As the 2016 Presidential election grinds to its dreary, embarrassing end, I worry that in our desire to forget its most depressing -- Trump's attitudes towards women -- and trivial -- his inability to stick to a message -- dynamics, we will forget the very important lessons which the Trump candidacy -- and in some cases Trump himself -- have to teach us about the future of American politics.
And those who do not learn from history are at least more likely to be condemned to repeat it. So the less you can stand to think about this election, the more you ought to seek its lessons.
Here are six that have struck me:
- The rebellion against trade and globalization that Trump has leveraged was the predictable consequence of policy choices by the establishment wings of both parties. The collapse of manufacturing and blue collar jobs is not an inevitable result of globalization -- Germany proves that. Trump is wrong when he says that the trade deals negotiated by the US were stupid -- they were actually skillfully tilted towards the interests of banks, multinational companies and holders of globally lucrative intellectual property like drug companies. But he is right to blame these trade agreements for much of the economic pain suffered by blue-collar America.

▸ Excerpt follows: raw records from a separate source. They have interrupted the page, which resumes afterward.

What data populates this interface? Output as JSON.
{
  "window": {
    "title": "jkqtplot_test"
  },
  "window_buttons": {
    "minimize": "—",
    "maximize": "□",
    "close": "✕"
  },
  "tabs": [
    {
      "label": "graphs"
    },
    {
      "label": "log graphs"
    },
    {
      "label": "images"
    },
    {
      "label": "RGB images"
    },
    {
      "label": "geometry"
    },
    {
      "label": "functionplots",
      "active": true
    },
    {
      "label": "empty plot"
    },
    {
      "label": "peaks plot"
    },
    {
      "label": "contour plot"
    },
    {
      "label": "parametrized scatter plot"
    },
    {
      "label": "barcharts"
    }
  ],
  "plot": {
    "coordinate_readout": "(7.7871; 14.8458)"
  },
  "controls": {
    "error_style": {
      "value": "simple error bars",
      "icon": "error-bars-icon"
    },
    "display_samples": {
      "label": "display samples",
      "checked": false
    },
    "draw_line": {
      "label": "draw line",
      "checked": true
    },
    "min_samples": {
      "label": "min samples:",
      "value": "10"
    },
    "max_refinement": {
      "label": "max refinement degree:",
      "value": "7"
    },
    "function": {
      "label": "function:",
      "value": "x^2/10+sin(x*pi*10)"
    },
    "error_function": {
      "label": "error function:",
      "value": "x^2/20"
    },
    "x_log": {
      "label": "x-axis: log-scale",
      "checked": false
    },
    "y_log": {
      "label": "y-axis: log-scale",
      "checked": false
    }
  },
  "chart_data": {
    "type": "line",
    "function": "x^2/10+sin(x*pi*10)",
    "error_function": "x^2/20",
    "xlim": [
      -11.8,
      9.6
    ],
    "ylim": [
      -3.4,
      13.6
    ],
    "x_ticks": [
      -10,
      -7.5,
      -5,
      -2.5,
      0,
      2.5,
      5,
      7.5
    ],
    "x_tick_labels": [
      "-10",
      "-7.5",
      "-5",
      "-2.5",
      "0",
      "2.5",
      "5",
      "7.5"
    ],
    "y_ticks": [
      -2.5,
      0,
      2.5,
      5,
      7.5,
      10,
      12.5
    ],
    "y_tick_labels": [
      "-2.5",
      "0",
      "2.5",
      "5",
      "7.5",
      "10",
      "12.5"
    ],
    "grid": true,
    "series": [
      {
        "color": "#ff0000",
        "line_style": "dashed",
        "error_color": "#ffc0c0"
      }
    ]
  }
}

The current public faith that a CEO's lack of political experience is an asset, because he is not tainted by "corrupt" politics, stands reality on its head. American politics is corrupt, but it is a corruption born of the relationship between money and politics, not self-generated among politicians. So a billionaire CEO may well know how the system works -- Trump has milked it to a fair-thee-well in building his brand. But his or her (President Fiorina?) moral instincts almost certainly lack the necessary outrage at the notion that American politics should be dominated by the rich and successful. Donald Trump is an extreme example, but only an example, of the reality that most CEO's do not live in, or comprehend, a "one person, one vote" system.